In petermeissner/idep: Helper functions and procedures for the IDEP Project

knitr::opts_chunk$set(echo = TRUE)
Sys.setlocale(category = "LC_ALL", locale = "English")

library(pander)
panderOptions("digits", 2)
library(memisc)
library(idep)
library(stringr)
library(dplyr)
library(ggplot2)
library(tidyr)
library(gridExtra)

load("Z:/Gesch\xe4ftsordnungen/Database/aggregats/isor.Rdata")
isor$t_date <- as.POSIXct(isor$t_date) + 3600 * as.integer(str_extract(isor$t_id, "\\d$"))
isor <- 
  isor  %>% 
  filter(t_date >= as.POSIXct("1945-01-01")) 
isor <- isor[, -grep("_corp_\\d|_corp_mdf_\\d|_corp_del_\\d|_corp_ins_\\d", names(isor))]

theme_set(theme_bw())
theme_stripped <- 
  theme(
    axis.title.x = element_blank(),
    axis.title.y = element_blank(),
    axis.text.y=element_text(angle=90, vjust=0.5, hjust=0.5),
    axis.text=element_text(size=6)
  ) 
xlim_time  <- coord_cartesian( xlim = c(
                  as.POSIXct("1944-12-31"),              
                  as.POSIXct("2011-08-01")) ) 
mega_scale <- scale_fill_manual(
       values=c("wds_ins"="#498000A0", "wds_mdf"="#E7A350", "wds_del"="#A81606A0",
                "wds_corp_top_66"= "#F7FBFF", 
                "wds_corp_top_1" = "#6baed6",
                "wds_corp_top_2" = "#9ecae1",  
                "wds_corp_top_3" = "#deebf7",
                "wds_corp_top_4" = "#08519c", 
                "wds_corp_top_5" = "#4292c6",
                "misc."          = "#F7FBFF00",
                "laws"           = "#6baed6", 
                "special"          = "#9ecae1",
                "elections"          = "#deebf7", 
                "control"        = "#08519c",
                "pulbic"         = "#4292c6",
                "ins"="#498000A0", "mdf"="#E7A350", "del"="#A81606A0"
                )
     )

General Overview

n_countries <- length(unique(substring(isor$ctr, 1,3)))
ctr         <- unique(isor$ctr)
countries   <- unique(isor$country)
min_date    <- format(min(isor$t_date, na.rm=TRUE), "%B %d, %Y")
max_date    <- format(max(isor$t_date, na.rm=TRUE), "%B %d, %Y")

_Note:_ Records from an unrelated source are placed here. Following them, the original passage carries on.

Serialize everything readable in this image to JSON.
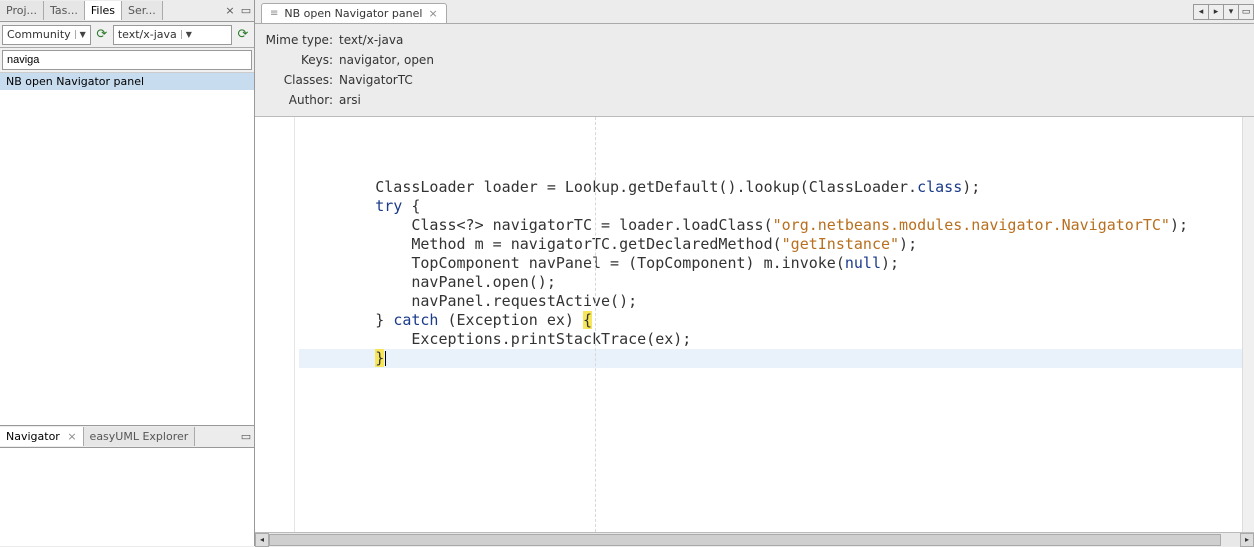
{
  "left": {
    "tabs": [
      "Proj...",
      "Tas...",
      "Files",
      "Ser..."
    ],
    "active_tab_index": 2,
    "combo1": "Community",
    "combo2": "text/x-java",
    "filter_value": "naviga",
    "tree_item": "NB open Navigator panel"
  },
  "bottom": {
    "tabs": [
      {
        "label": "Navigator",
        "closable": true
      },
      {
        "label": "easyUML Explorer",
        "closable": false
      }
    ]
  },
  "editor": {
    "tab_label": "NB open Navigator panel",
    "meta": {
      "mimetype_label": "Mime type:",
      "mimetype_value": "text/x-java",
      "keys_label": "Keys:",
      "keys_value": "navigator, open",
      "classes_label": "Classes:",
      "classes_value": "NavigatorTC",
      "author_label": "Author:",
      "author_value": "arsi"
    }
  },
  "code": {
    "l1a": "        ClassLoader loader = Lookup.getDefault().lookup(ClassLoader.",
    "l1b": "class",
    "l1c": ");",
    "l2a": "        ",
    "l2b": "try",
    "l2c": " {",
    "l3a": "            Class<?> navigatorTC = loader.loadClass(",
    "l3b": "\"org.netbeans.modules.navigator.NavigatorTC\"",
    "l3c": ");",
    "l4a": "            Method m = navigatorTC.getDeclaredMethod(",
    "l4b": "\"getInstance\"",
    "l4c": ");",
    "l5a": "            TopComponent navPanel = (TopComponent) m.invoke(",
    "l5b": "null",
    "l5c": ");",
    "l6": "            navPanel.open();",
    "l7": "            navPanel.requestActive();",
    "l8a": "        } ",
    "l8b": "catch",
    "l8c": " (Exception ex) ",
    "l8d": "{",
    "l9": "            Exceptions.printStackTrace(ex);",
    "l10a": "        ",
    "l10b": "}"
  }
}
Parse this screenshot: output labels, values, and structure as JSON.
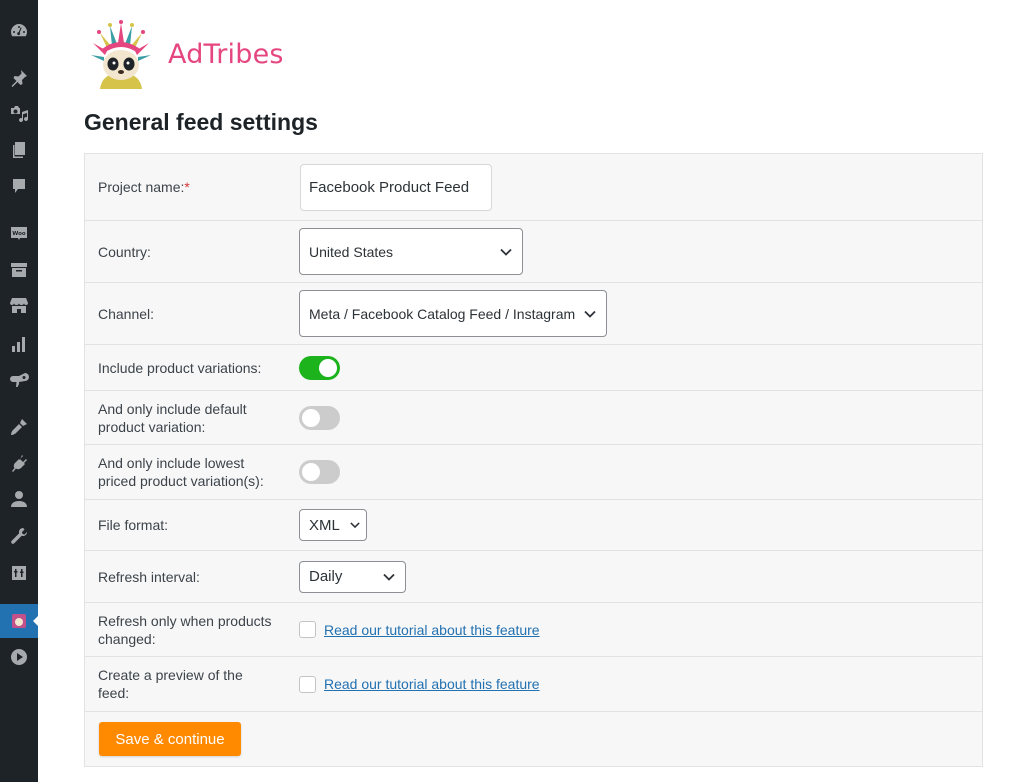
{
  "admin_menu": {
    "items": [
      {
        "icon": "dashboard-icon"
      },
      {
        "icon": "pin-icon"
      },
      {
        "icon": "media-icon"
      },
      {
        "icon": "pages-icon"
      },
      {
        "icon": "comments-icon"
      },
      {
        "icon": "woocommerce-icon",
        "label": "Woo"
      },
      {
        "icon": "archive-icon"
      },
      {
        "icon": "store-icon"
      },
      {
        "icon": "analytics-icon"
      },
      {
        "icon": "marketing-icon"
      },
      {
        "icon": "appearance-icon"
      },
      {
        "icon": "plugins-icon"
      },
      {
        "icon": "users-icon"
      },
      {
        "icon": "tools-icon"
      },
      {
        "icon": "settings-icon"
      },
      {
        "icon": "adtribes-icon",
        "active": true
      },
      {
        "icon": "play-icon"
      }
    ],
    "active_color": "#2271b1"
  },
  "brand": {
    "name": "AdTribes",
    "color": "#e5467f"
  },
  "page": {
    "title": "General feed settings"
  },
  "form": {
    "project_name": {
      "label": "Project name:",
      "required_mark": "*",
      "value": "Facebook Product Feed"
    },
    "country": {
      "label": "Country:",
      "selected": "United States"
    },
    "channel": {
      "label": "Channel:",
      "selected": "Meta / Facebook Catalog Feed / Instagram"
    },
    "include_variations": {
      "label": "Include product variations:",
      "checked": true
    },
    "default_variation": {
      "label": "And only include default product variation:",
      "checked": false
    },
    "lowest_priced_variation": {
      "label": "And only include lowest priced product variation(s):",
      "checked": false
    },
    "file_format": {
      "label": "File format:",
      "selected": "XML"
    },
    "refresh_interval": {
      "label": "Refresh interval:",
      "selected": "Daily"
    },
    "refresh_only_changed": {
      "label": "Refresh only when products changed:",
      "checked": false,
      "link_text": "Read our tutorial about this feature"
    },
    "create_preview": {
      "label": "Create a preview of the feed:",
      "checked": false,
      "link_text": "Read our tutorial about this feature"
    },
    "submit": {
      "label": "Save & continue",
      "color": "#ff8a00"
    }
  },
  "colors": {
    "toggle_on": "#1db31d",
    "toggle_off": "#cccccc",
    "link": "#2271b1"
  }
}
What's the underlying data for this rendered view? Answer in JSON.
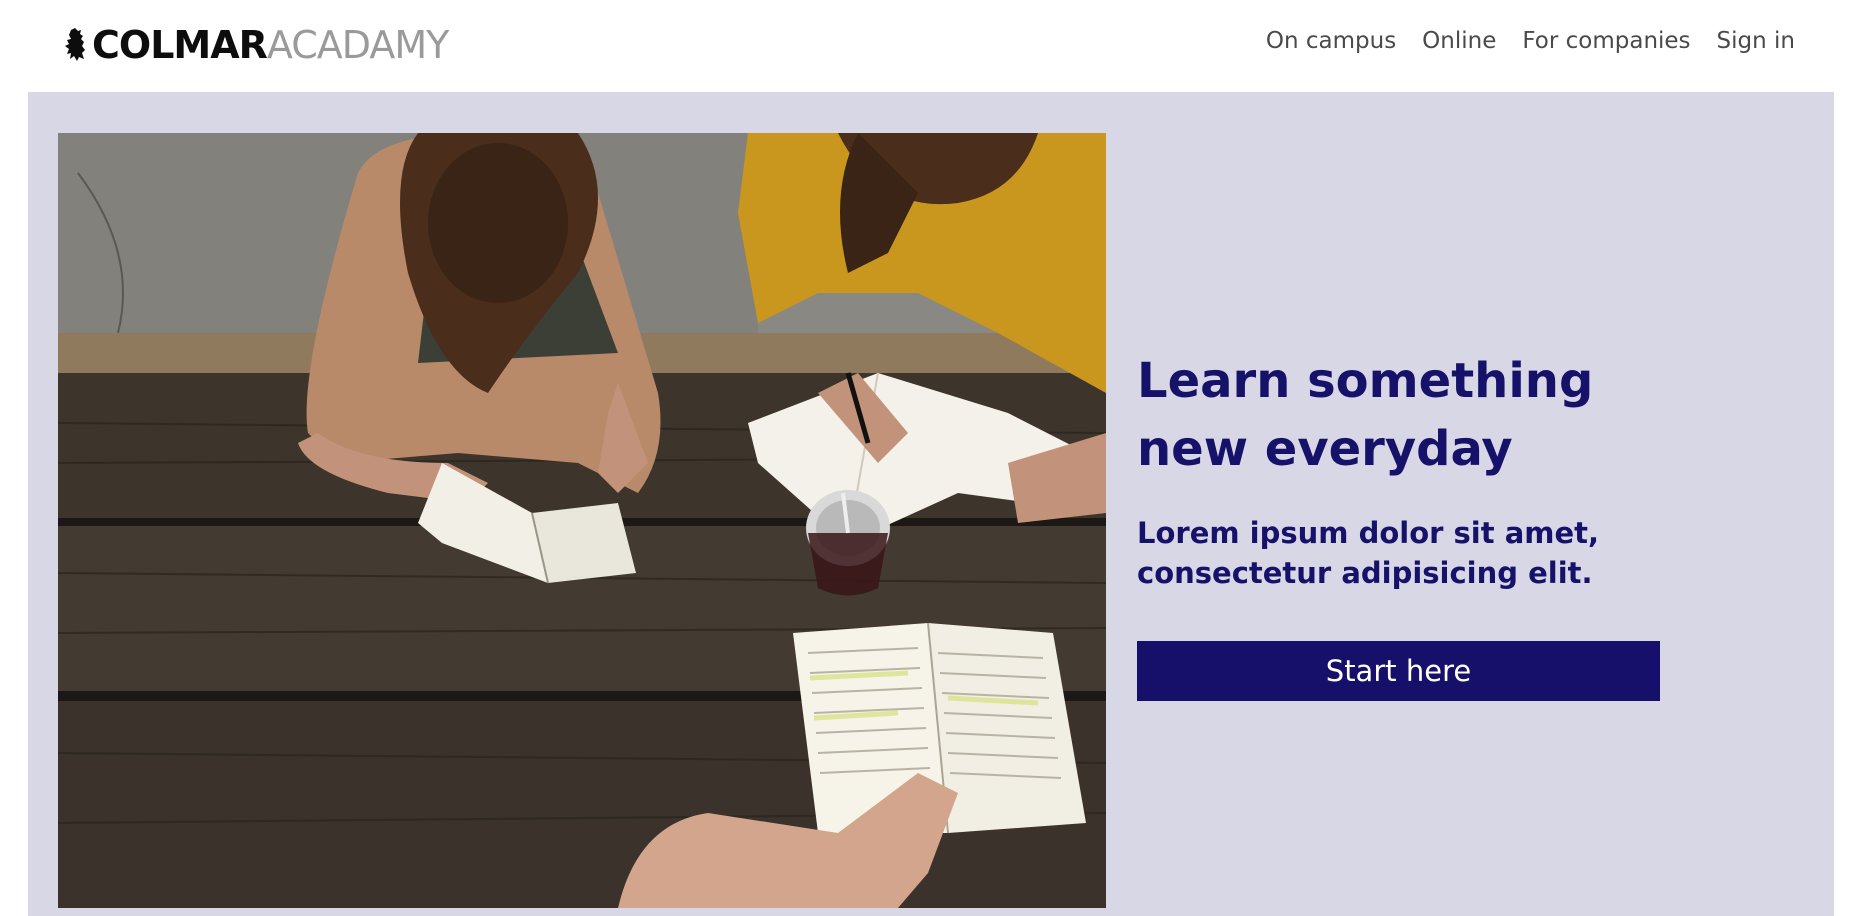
{
  "brand": {
    "name_bold": "COLMAR",
    "name_light": "ACADAMY",
    "icon": "lion-rampant-icon"
  },
  "nav": {
    "items": [
      {
        "label": "On campus"
      },
      {
        "label": "Online"
      },
      {
        "label": "For companies"
      },
      {
        "label": "Sign in"
      }
    ]
  },
  "hero": {
    "title": "Learn something new everyday",
    "subtitle": "Lorem ipsum dolor sit amet, consectetur adipisicing elit.",
    "cta_label": "Start here",
    "image": "students-studying-at-picnic-table-photo"
  },
  "colors": {
    "hero_background": "#d8d7e5",
    "accent_navy": "#16106a",
    "nav_text": "#4a4a4a",
    "logo_light": "#9a9a9a"
  }
}
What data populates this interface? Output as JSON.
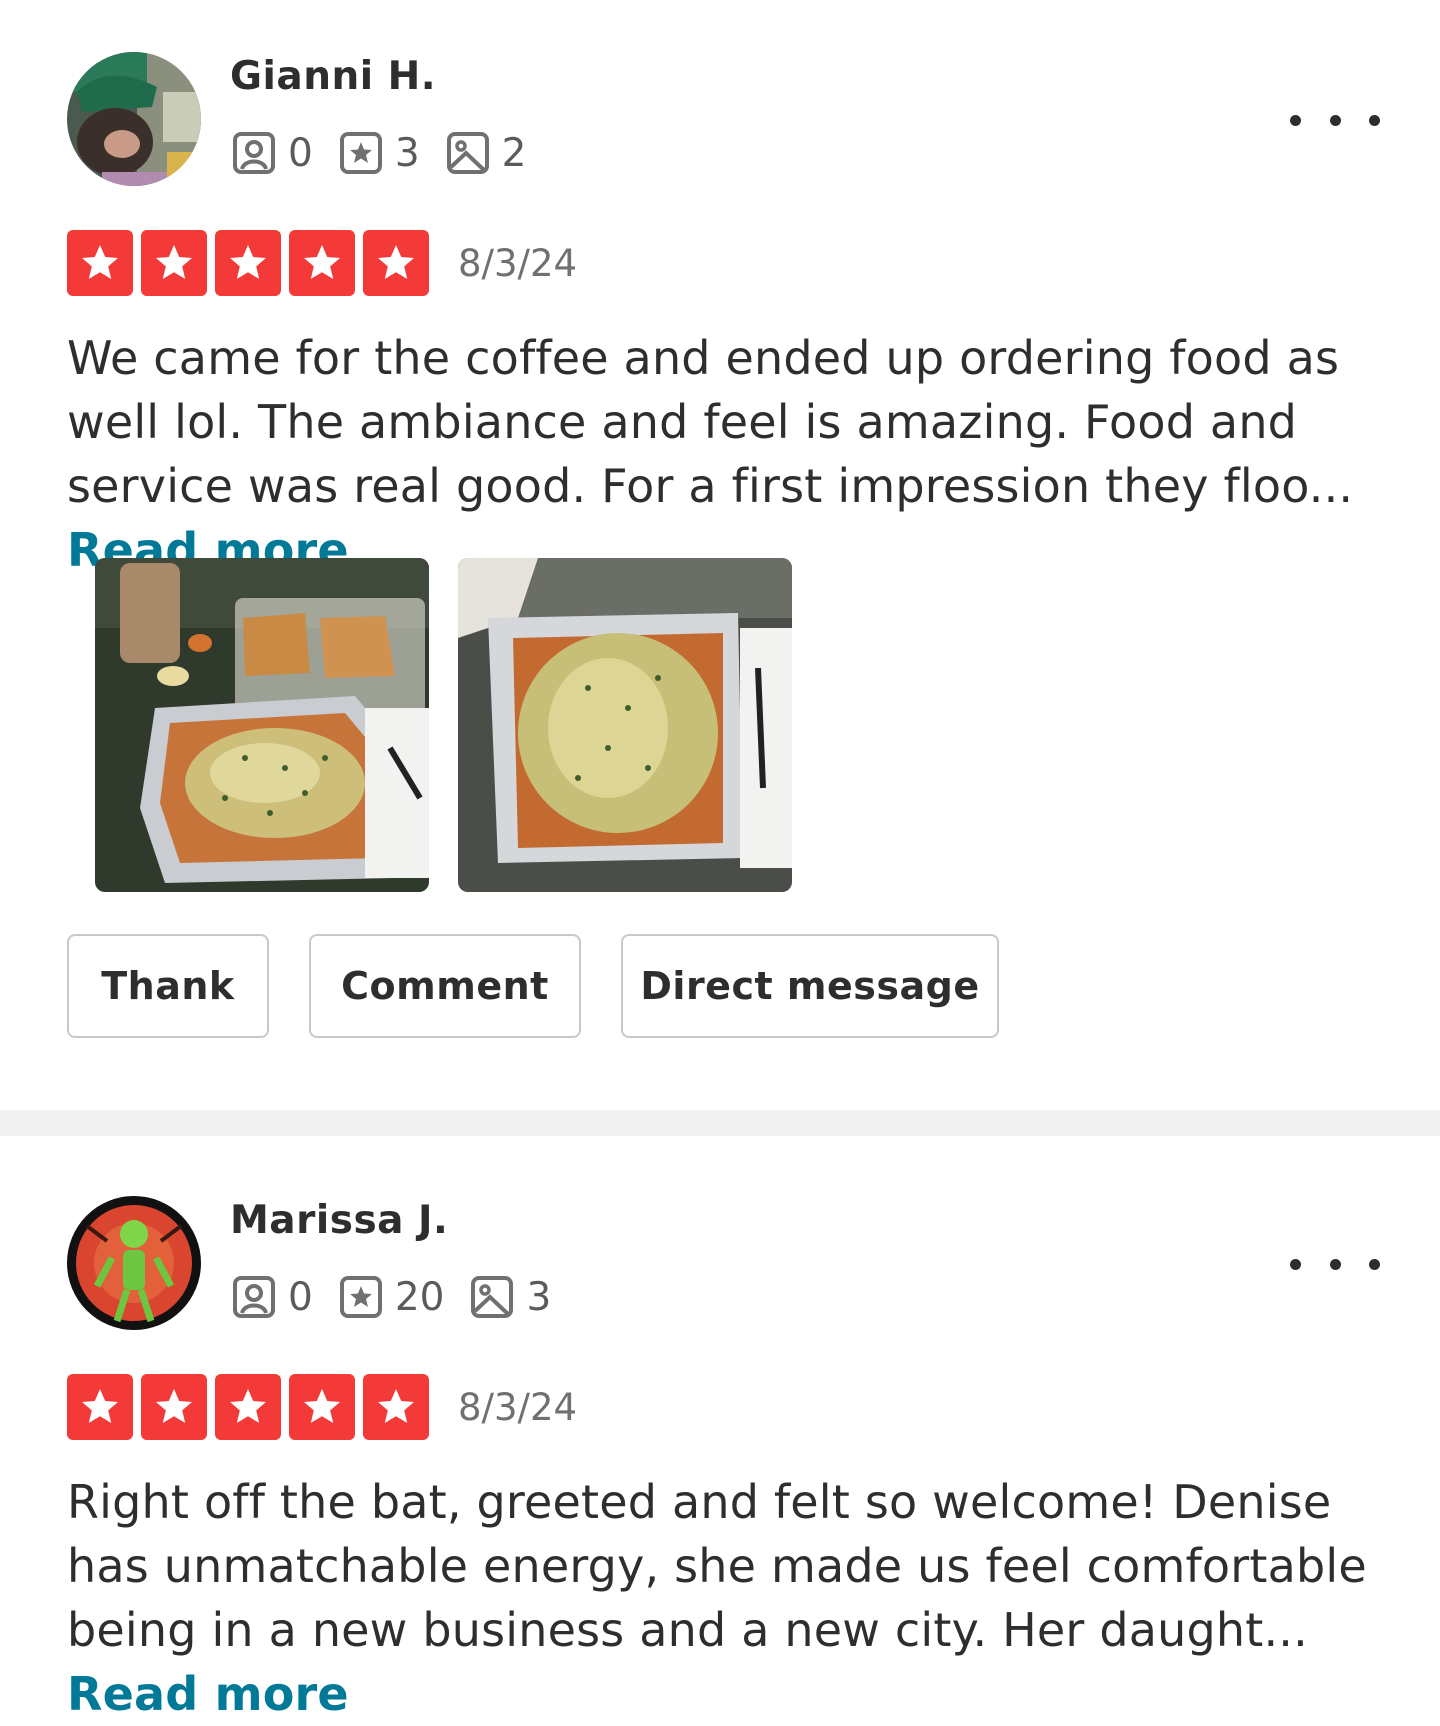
{
  "reviews": [
    {
      "user": {
        "name": "Gianni H.",
        "friends": "0",
        "reviews": "3",
        "photos": "2"
      },
      "rating": 5,
      "date": "8/3/24",
      "text": "We came for the coffee and ended up ordering food as well lol. The ambiance and feel is amazing. Food and service was real good. For a first impression they floo...",
      "read_more": "Read more",
      "actions": {
        "thank": "Thank",
        "comment": "Comment",
        "direct_message": "Direct message"
      }
    },
    {
      "user": {
        "name": "Marissa J.",
        "friends": "0",
        "reviews": "20",
        "photos": "3"
      },
      "rating": 5,
      "date": "8/3/24",
      "text": "Right off the bat, greeted and felt so welcome! Denise has unmatchable energy, she made us feel comfortable being in a new business and a new city. Her daught...",
      "read_more": "Read more"
    }
  ],
  "colors": {
    "star": "#f43939",
    "link": "#027a97",
    "text": "#2d2e2f",
    "divider": "#f1f1f1"
  },
  "icons": {
    "friends": "friends-icon",
    "reviews": "review-star-icon",
    "photos": "photo-icon",
    "more": "more-options-icon"
  }
}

The ISOR dataset entails r n_countries countries, namely: r paste(countries[-length(countries)], sep=", ") and r countries[length(countries)]. Switzerland has two parliamentary Standing Orders and therefore is included twice. The timeframe under consideration in the dataset ranges from Standing Orders passed at r min_date up to ones passed at r max_date.

All in all the corpus encompasses r format(sum(isor$wds_raw_rel), big.mark=",") words of relevant content structured in r format(sum(isor$lns_rel), big.mark=",") sub-paragraphs and r dim(isor)[1] documents - that is 7 times the first five books of G.R.R. Martin's A Song of Ice and Fire. r format(sum(isor$lns_chg, na.rm=TRUE), big.mark=",") times a sub-paragraph had been changed within our sample amounting to r format(sum(isor$wds_chg, na.rm=TRUE), big.mark=",") changed words - or 1.5 times J.R.R. Tolkien's Lord of the Rings.

df <- data.frame("country" = countries)
df$`N SO` <- 0
df$`min y` <- "1000-01-01"
df$`max y` <- "1000-01-01"

for (i in seq_along(unique(isor$country)) ) {
  df$`min y`[i] <- format(min(isor$t_date[isor$country == countries[i]]), "%Y")
  df$`max y`[i] <- format(max(isor$t_date[isor$country == countries[i]]), "%Y")
  df$`N SO`[i]  <- sum(isor$country == countries[i])
  df$`chg`[i]   <- sum( isor$wds_chg[isor$country == countries[i]], na.rm=TRUE)
  df$`min w`[i] <- min(isor$wds_clean_rel[isor$country == countries[i]], na.rm=TRUE)
  df$`max w`[i] <- max(isor$wds_clean_rel[isor$country == countries[i]], na.rm=TRUE)
  df$wdns[i]    <- max(isor$wdns[isor$country == countries[i]], na.rm=TRUE)
}

df$`persist`  <- 
  round(  ((as.numeric(df$`max y`) - as.numeric(df$`min y`)) / df$`N SO`) ,2)
df$`chg per y` <- 
  round(as.numeric(str_replace(df$chg, ",", "")) / (as.numeric(df$`max y`) - as.numeric(df$`min y`)))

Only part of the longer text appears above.